The goal of commit records is to perform non-atomic functions (writes) in a manner which would appear to atomic to a high-level user. Consider the following procedure:

pre-commit phase - Work is being done in temp files, always can be reversed
commit or abort - atomically write from temp files to actual location or delete temp files
post-commit phase - work is done, clean up the workspace.

From the user perspective, the write is now atomic. If a job is cancelled or power is lost prior to the commit, the state of the intended destination is completely unchanged and all previous work can simply be forgotten and cleaned by function call. After the commit, all work done does not alter the state of the destination file and the function is therefore, by definition, atomic. This gives us a way to implement something which satisfies the Eggert Assumption

Journalling

The general idea of journalling is to create a record of each change that is made to the system. Therefore, when recovering from something such as power loss all current changes can be recreated or reverted. This can be implemented by the creation of two data structures: the "cell block" where each cell represents the changes made to a memory block and the journal where changes are logged. By following this procedure...
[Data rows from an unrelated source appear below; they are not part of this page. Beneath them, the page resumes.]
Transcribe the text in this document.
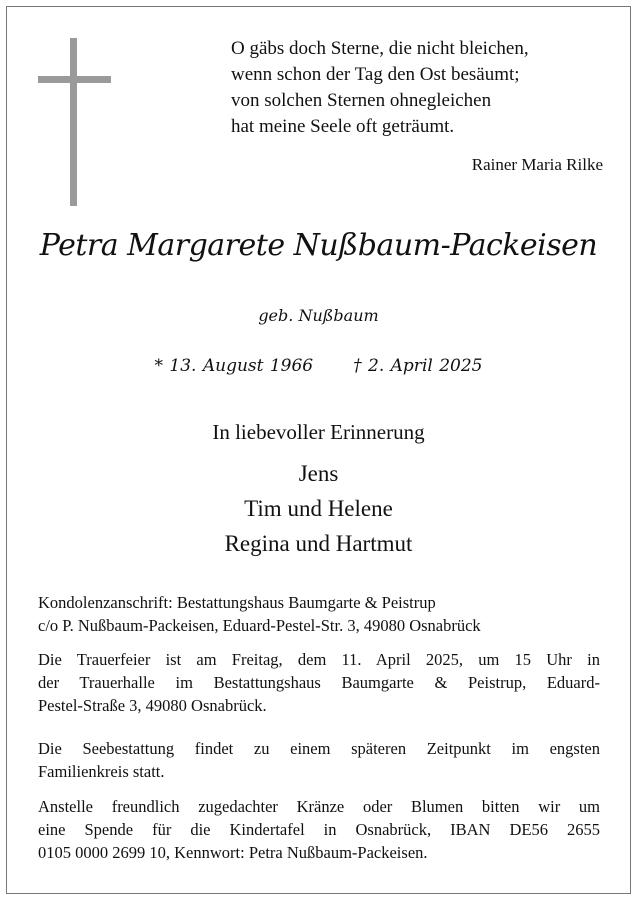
O gäbs doch Sterne, die nicht bleichen,
wenn schon der Tag den Ost besäumt;
von solchen Sternen ohnegleichen
hat meine Seele oft geträumt.
Rainer Maria Rilke
Petra Margarete Nußbaum-Packeisen
geb. Nußbaum
* 13. August 1966 † 2. April 2025
In liebevoller Erinnerung
Jens
Tim und Helene
Regina und Hartmut
Kondolenzanschrift: Bestattungshaus Baumgarte & Peistrup
c/o P. Nußbaum-Packeisen, Eduard-Pestel-Str. 3, 49080 Osnabrück
Die Trauerfeier ist am Freitag, dem 11. April 2025, um 15 Uhr in
der Trauerhalle im Bestattungshaus Baumgarte & Peistrup, Eduard-
Pestel-Straße 3, 49080 Osnabrück.
Die Seebestattung findet zu einem späteren Zeitpunkt im engsten
Familienkreis statt.
Anstelle freundlich zugedachter Kränze oder Blumen bitten wir um
eine Spende für die Kindertafel in Osnabrück, IBAN DE56 2655
0105 0000 2699 10, Kennwort: Petra Nußbaum-Packeisen.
Append a begin entry to the journal and mark changes to be made in reference to cell block
Append a commit entry to the journal and write the changes to disk
Append a complete entry to journal once write completes

recovering from a reboot becomes as simple as reading through the journal from left to right and verifying whether the changes have been completed or not.

Hybrid System

With journalling, writes are fast but reading is slow as there is constant loading of cell blocks from memory. A solution to this would be to load the cell block into RAM, but as it is implemented it is much to large. Therefore, only commonly used cells are loaded into RAM at any given time. This turns out to be a very effective system and, combined with atomic writes, solves the six enumerated problems!

This idea is implemented in production systems following one of two protocols. Write-ahead protocol logs all planned changed and then marks them done after their implementation is complete. This log may then be read from left to right in order to recover upon a reboot. In contrast, Write-behind protocol logs old data that is about to be overwritten and then logs a complete event after the write finishes. This results in a log which is read from right to left on reboot. Of the two, write-behind tends to be the faster in recovering a lost state as it does not need to verify as many entries as write-ahead.